The Digital Pop Life of Venus de Milo

Nando Alvarez Perez, The Digital Pop Life of Venus de Milo

The Digital Pop Life of Venus de Milo

Totems for a Flattened Now, an exhibition of photographs by Bay area-based artist Nando Alvarez-Perez, was chosen by Photo District News, a publication for photo professionals as a feature exhibition in their “Photo of the Day” section.

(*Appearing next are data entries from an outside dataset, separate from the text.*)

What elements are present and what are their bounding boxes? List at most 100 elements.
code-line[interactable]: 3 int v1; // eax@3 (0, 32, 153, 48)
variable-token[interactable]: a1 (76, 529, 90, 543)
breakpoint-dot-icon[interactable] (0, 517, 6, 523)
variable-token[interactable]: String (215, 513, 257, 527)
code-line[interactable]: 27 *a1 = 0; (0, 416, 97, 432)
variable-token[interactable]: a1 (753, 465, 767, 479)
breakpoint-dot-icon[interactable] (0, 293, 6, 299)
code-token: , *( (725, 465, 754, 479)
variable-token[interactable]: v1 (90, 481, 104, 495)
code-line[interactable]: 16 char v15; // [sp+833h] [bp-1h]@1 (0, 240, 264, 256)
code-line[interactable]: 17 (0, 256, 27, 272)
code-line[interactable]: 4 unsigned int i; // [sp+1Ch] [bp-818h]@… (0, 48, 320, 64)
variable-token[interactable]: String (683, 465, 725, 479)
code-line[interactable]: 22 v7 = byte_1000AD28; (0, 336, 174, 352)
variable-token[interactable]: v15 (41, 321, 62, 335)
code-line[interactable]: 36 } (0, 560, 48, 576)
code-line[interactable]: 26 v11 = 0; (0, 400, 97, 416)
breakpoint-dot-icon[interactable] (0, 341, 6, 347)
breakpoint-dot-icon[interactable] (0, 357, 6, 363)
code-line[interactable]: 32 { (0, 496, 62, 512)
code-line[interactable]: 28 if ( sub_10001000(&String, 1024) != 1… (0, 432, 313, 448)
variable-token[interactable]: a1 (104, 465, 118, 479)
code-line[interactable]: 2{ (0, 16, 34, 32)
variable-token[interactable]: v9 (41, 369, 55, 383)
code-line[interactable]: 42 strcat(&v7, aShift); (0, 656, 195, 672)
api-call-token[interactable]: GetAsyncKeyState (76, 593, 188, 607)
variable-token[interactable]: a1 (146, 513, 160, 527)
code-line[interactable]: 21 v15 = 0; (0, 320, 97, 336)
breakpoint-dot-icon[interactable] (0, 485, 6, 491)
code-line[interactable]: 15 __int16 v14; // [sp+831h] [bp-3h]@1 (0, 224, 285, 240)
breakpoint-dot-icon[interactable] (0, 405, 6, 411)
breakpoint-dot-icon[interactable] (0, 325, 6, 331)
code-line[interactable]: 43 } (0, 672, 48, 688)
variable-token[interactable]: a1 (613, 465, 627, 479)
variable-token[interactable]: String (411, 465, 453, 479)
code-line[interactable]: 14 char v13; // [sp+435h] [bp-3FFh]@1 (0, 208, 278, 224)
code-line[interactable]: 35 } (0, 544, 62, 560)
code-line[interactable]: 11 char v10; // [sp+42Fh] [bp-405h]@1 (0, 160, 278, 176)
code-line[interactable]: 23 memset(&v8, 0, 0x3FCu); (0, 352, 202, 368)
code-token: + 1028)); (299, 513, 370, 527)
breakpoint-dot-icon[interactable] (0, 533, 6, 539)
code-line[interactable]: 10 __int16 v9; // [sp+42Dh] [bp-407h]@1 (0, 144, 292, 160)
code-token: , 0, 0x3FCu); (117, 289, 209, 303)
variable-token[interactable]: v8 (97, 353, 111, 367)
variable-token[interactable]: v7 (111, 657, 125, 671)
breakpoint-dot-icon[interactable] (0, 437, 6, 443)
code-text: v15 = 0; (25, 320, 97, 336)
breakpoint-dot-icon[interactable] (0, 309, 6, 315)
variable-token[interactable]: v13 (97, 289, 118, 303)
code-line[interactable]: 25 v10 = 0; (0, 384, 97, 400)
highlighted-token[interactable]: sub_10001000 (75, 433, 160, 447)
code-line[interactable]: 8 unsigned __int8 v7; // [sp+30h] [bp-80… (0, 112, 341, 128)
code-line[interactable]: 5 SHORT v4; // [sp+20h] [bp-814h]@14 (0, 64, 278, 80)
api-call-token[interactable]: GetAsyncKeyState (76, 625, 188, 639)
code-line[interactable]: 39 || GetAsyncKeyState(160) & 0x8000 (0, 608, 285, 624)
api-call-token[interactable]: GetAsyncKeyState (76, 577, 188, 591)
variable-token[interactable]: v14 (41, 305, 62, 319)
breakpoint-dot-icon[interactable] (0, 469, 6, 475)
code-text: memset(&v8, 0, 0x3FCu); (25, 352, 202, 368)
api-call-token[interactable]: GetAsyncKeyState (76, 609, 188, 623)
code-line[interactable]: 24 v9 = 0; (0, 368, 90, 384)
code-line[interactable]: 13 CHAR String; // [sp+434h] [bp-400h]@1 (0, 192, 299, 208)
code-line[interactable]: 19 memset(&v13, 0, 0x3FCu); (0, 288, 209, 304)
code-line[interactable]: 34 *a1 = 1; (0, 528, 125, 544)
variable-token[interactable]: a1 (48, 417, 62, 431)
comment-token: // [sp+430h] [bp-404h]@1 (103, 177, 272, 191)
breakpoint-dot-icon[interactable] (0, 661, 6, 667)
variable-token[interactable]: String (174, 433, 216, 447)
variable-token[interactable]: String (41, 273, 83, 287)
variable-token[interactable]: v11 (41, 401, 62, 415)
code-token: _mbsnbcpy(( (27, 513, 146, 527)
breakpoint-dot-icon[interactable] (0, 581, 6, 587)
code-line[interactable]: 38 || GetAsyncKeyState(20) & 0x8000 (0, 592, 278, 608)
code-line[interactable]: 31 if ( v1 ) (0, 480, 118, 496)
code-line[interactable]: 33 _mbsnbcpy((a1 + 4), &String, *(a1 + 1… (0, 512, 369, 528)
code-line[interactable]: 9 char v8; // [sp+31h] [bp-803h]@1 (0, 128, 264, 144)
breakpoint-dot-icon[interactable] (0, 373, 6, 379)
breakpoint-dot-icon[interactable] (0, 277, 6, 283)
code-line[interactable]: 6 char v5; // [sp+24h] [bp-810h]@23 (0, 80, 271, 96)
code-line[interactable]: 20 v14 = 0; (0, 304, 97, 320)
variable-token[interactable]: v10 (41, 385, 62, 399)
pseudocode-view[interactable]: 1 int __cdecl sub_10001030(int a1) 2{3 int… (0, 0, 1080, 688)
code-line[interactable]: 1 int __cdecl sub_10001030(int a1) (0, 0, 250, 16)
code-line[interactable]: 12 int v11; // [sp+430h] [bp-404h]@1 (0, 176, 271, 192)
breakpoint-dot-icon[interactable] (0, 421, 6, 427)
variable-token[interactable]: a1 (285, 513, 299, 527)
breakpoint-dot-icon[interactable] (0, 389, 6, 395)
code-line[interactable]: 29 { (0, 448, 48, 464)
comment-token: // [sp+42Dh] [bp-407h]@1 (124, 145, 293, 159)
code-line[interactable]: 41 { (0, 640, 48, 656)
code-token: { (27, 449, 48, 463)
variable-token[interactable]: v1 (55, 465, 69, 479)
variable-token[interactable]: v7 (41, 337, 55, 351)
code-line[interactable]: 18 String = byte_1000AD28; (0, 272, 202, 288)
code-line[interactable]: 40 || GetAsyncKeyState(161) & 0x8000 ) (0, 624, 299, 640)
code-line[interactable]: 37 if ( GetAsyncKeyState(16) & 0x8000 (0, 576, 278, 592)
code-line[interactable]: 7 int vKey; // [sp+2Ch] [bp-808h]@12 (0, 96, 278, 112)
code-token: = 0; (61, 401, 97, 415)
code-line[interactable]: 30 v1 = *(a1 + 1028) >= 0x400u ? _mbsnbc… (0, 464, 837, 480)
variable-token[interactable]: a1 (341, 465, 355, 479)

Instagram “is probably my biggest influence, or at least what’s going into my eyes the most on a daily basis,” Nando Alvarez-Perez recently told an interviewer. The effected is visible in his exuberant strain of still life, which uses an everything-all-at-once esthetic to mash together cultural references from art history, pop culture and digital technology. His series “Totems for a Flattened Now,” on view until March 5 at CEPA Gallery in Buffalo, features bits of classical sculpture pictured in the studio or found in incongruous spots, and makes a comparison between the enduring nature of these iconic stones and the digital world’s brief half-life. The photos, Alvarez-Perez writes in a statement, “explore the ways by which images, myths and symbols are recycled, transformed, and re-represented according to our culture’s ever changing needs and desires.” In one photo, Venus on the Half Shell poses in front of a pet store goldfish tank, as if emerging from its waters; in another, a photo of Venus de Milo is set among fake fruit, computer parts, a Batman trading card featuring Kim Basinger, and an old school digital Kodak camera. The images are displayed in the gallery as a kind of sculpture, mounted in grid-like metal frames that stand on floor or float in front of the wall, modular and therefore “constantly hovering between photography and sculpture, image and object,” Alvarez-Perez writes.

About Alvarez-Perez
Alvarez-Perez, a Buffalo native turned Californian, describes his process: “When it comes to the way my photographs look, especially when I’m shooting in my studio, I like images with a kind of formal maximalism, an ecstatic overindulgence like stabbing heroin into your eyeballs or, dare I say it, a Kanye West song.” His still lifes, packed with tinfoil, citrus fruit, darkroom equipment, computer parts, stone and bright textiles, evoke a strange mix of overload and nostalgia, a distinctly contemporary feeling. In his series, “the past is ever present and the ghost of the future lurks within,” he writes.